… And a Partridge in a Pear Tree
Juicy, sweet pears (GI 38) are one of the world’s most loved fruits—they’ve been immortalised in poetry, paintings and a Christmas carol! They are renowned as a non-allergenic food, thus a favourite when introducing babies to solid foods. An excellent source of fibre and rich in vitamin C and potassium, fresh pears have a low GI because most of their sugar is fructose.

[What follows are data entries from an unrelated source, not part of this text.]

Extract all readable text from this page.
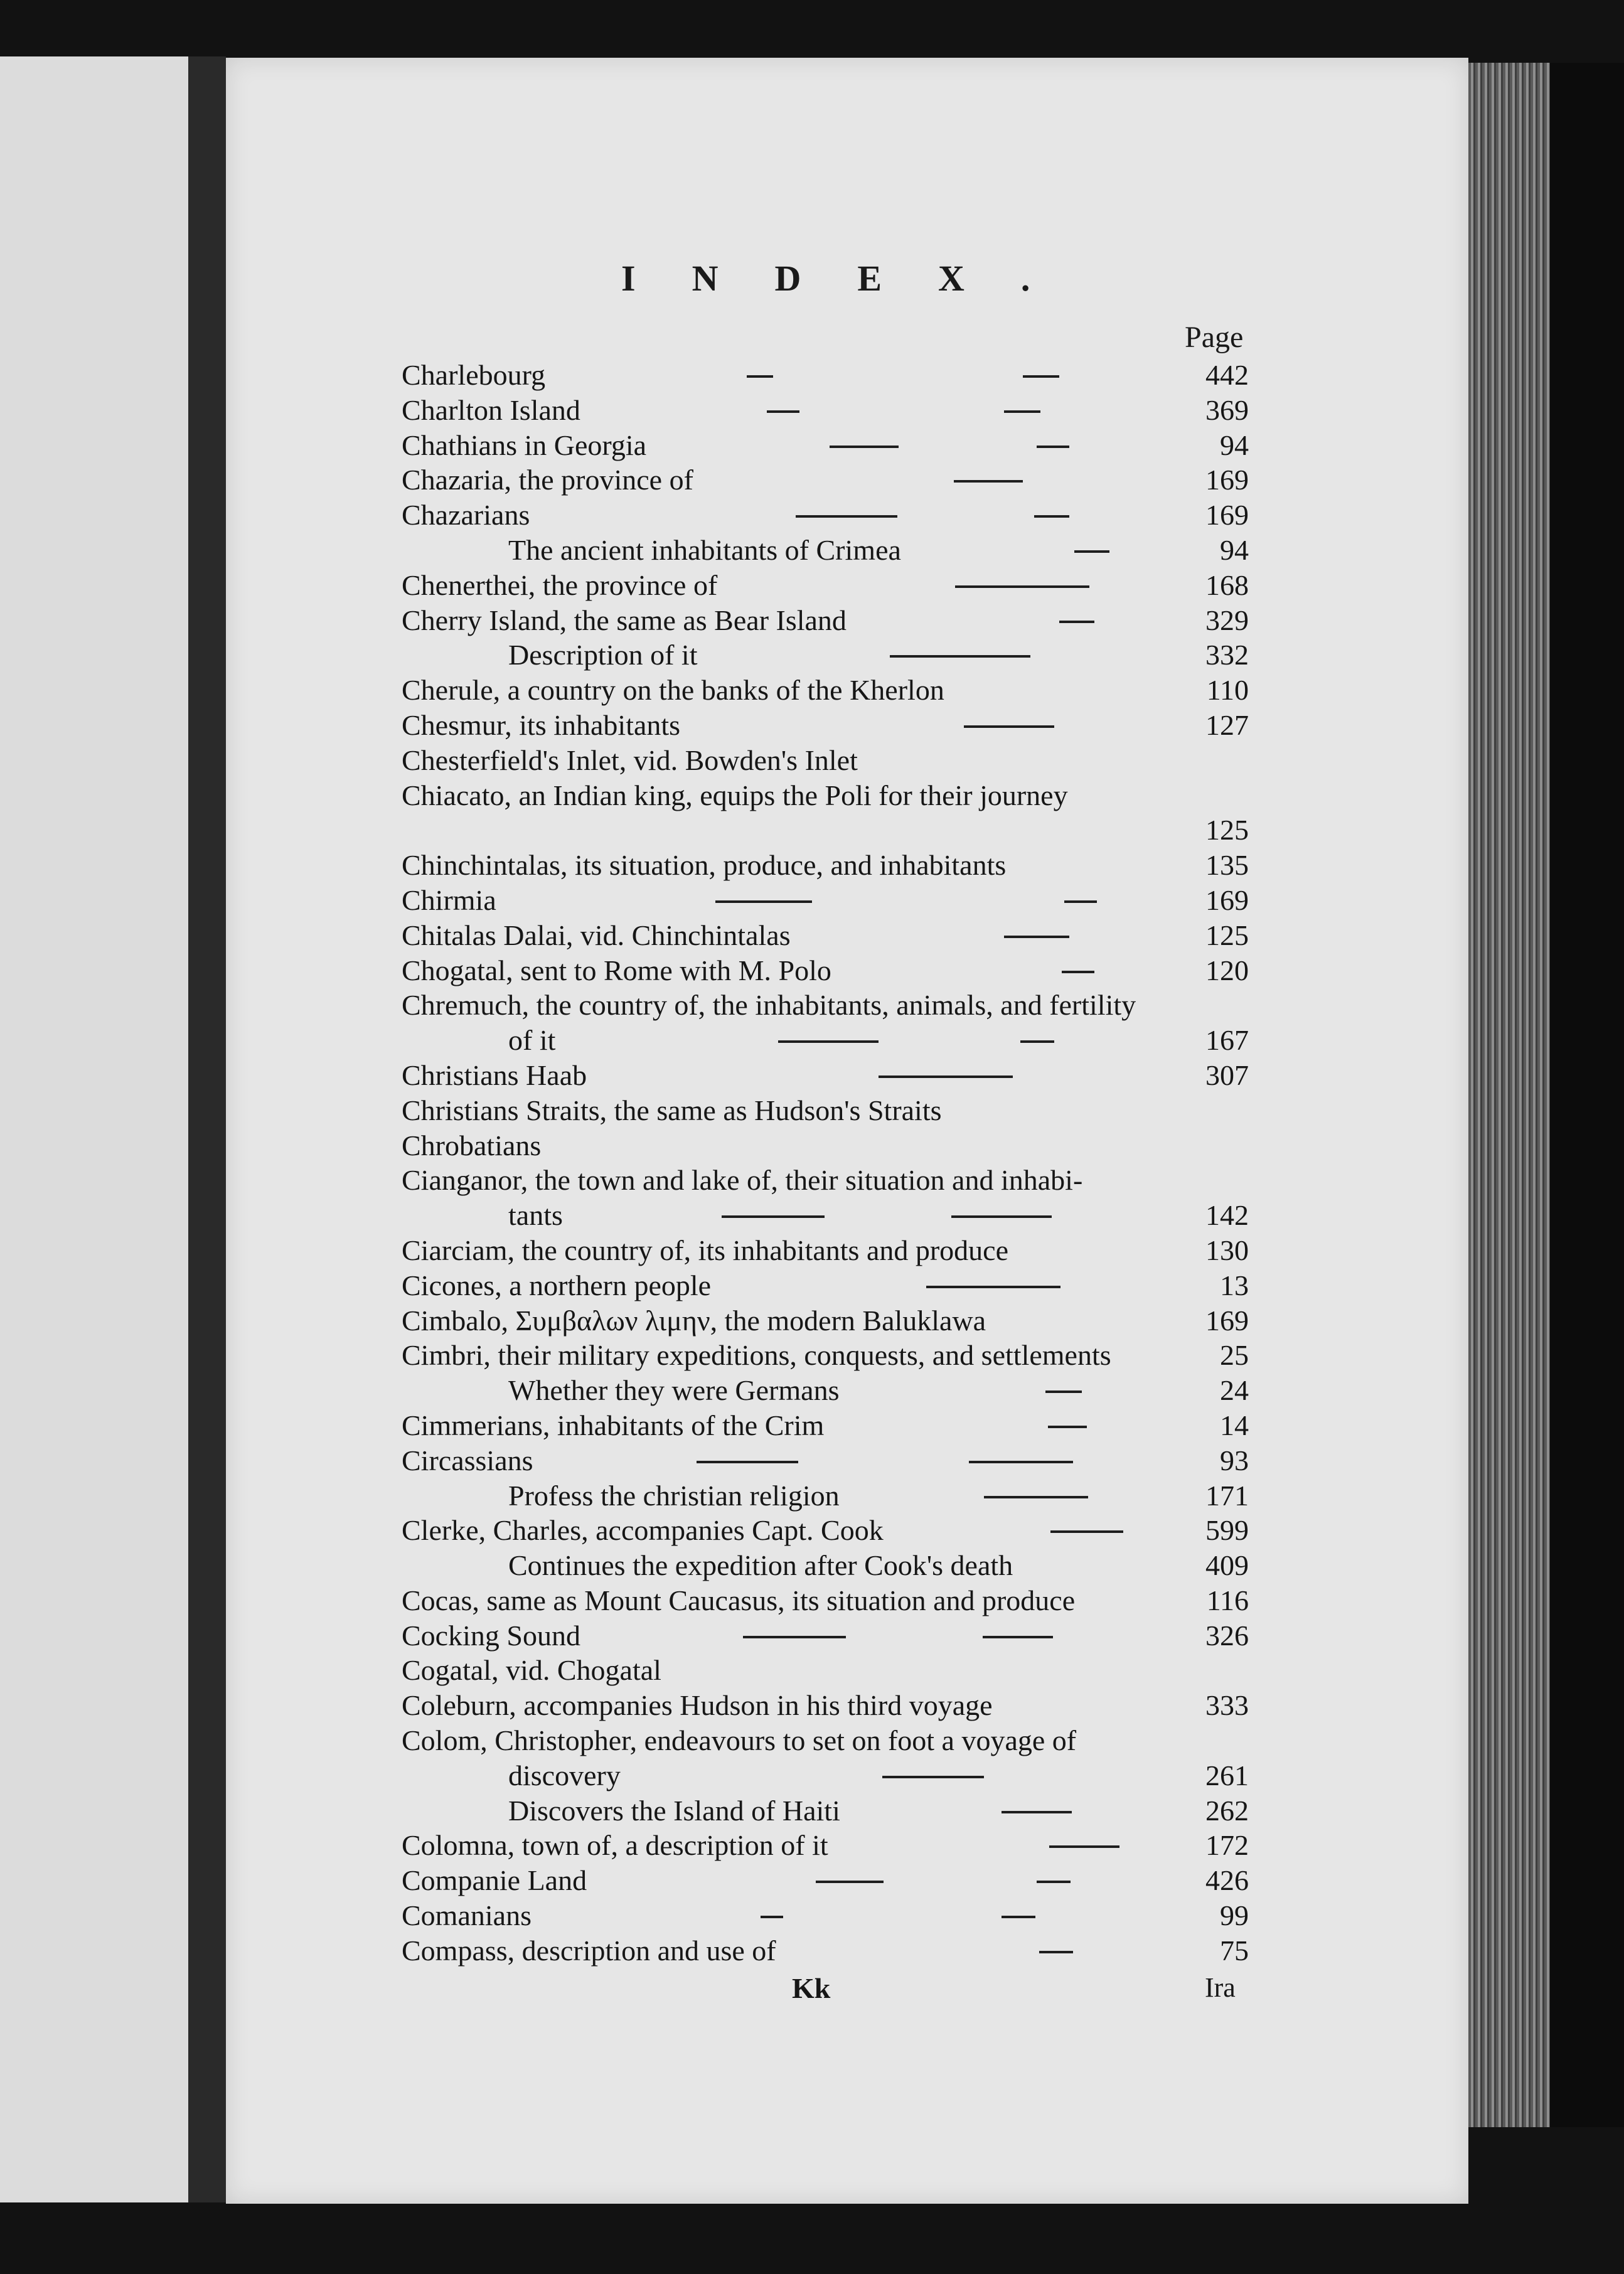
INDEX.
Page
Charlebourg	442
Charlton Island	369
Chathians in Georgia	94
Chazaria, the province of	169
Chazarians	169
The ancient inhabitants of Crimea	94
Chenerthei, the province of	168
Cherry Island, the same as Bear Island	329
Description of it	332
Cherule, a country on the banks of the Kherlon	110
Chesmur, its inhabitants	127
Chesterfield's Inlet, vid. Bowden's Inlet
Chiacato, an Indian king, equips the Poli for their journey
125
Chinchintalas, its situation, produce, and inhabitants	135
Chirmia	169
Chitalas Dalai, vid. Chinchintalas	125
Chogatal, sent to Rome with M. Polo	120
Chremuch, the country of, the inhabitants, animals, and fertility
of it	167
Christians Haab	307
Christians Straits, the same as Hudson's Straits
Chrobatians
Cianganor, the town and lake of, their situation and inhabi-
tants	142
Ciarciam, the country of, its inhabitants and produce	130
Cicones, a northern people	13
Cimbalo, Συμβαλων λιμην, the modern Baluklawa	169
Cimbri, their military expeditions, conquests, and settlements	25
Whether they were Germans	24
Cimmerians, inhabitants of the Crim	14
Circassians	93
Profess the christian religion	171
Clerke, Charles, accompanies Capt. Cook	599
Continues the expedition after Cook's death	409
Cocas, same as Mount Caucasus, its situation and produce	116
Cocking Sound	326
Cogatal, vid. Chogatal
Coleburn, accompanies Hudson in his third voyage	333
Colom, Christopher, endeavours to set on foot a voyage of
discovery	261
Discovers the Island of Haiti	262
Colomna, town of, a description of it	172
Companie Land	426
Comanians	99
Compass, description and use of	75
Kk	Ira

Photo: Ian Hofstetter, The Low GI Diet Cookbook
Canned pears in ‘natural juice’ also have a low GI (44) because the fructose remains in high concentration during processing. Single-serve tubs and cans are also available. Again, look for those in natural juice. Although they are often hard when you buy them, pears will ripen at room temperature in a few days. Pack a pear for lunch or to snack on during the day—there’s no need to peel as the skin is a good source of fibre.
—from Low GI Eating Made Easy
- Dip pear slices in lemon juice and serve with cheese and walnuts.
- Toss in salads—try pear, avocado, rocket or radicchio and walnuts.
- Poach or bake pears in a light citrus syrup, champagne and orange juice with a vanilla bean or in red wine with a touch of cardamom.
- Simmer four pears, peeled and quartered in 4 cups (1 litre/1 quart) water with a cinnamon stick, 3 or 4 cloves and a strip or two of lemon rind for 20 minutes and serve with grilled, bakes or barbecued pork fillet.
- Top a bowl of porridge with grilled pear slices and a drizzle of honey or some brown sugar.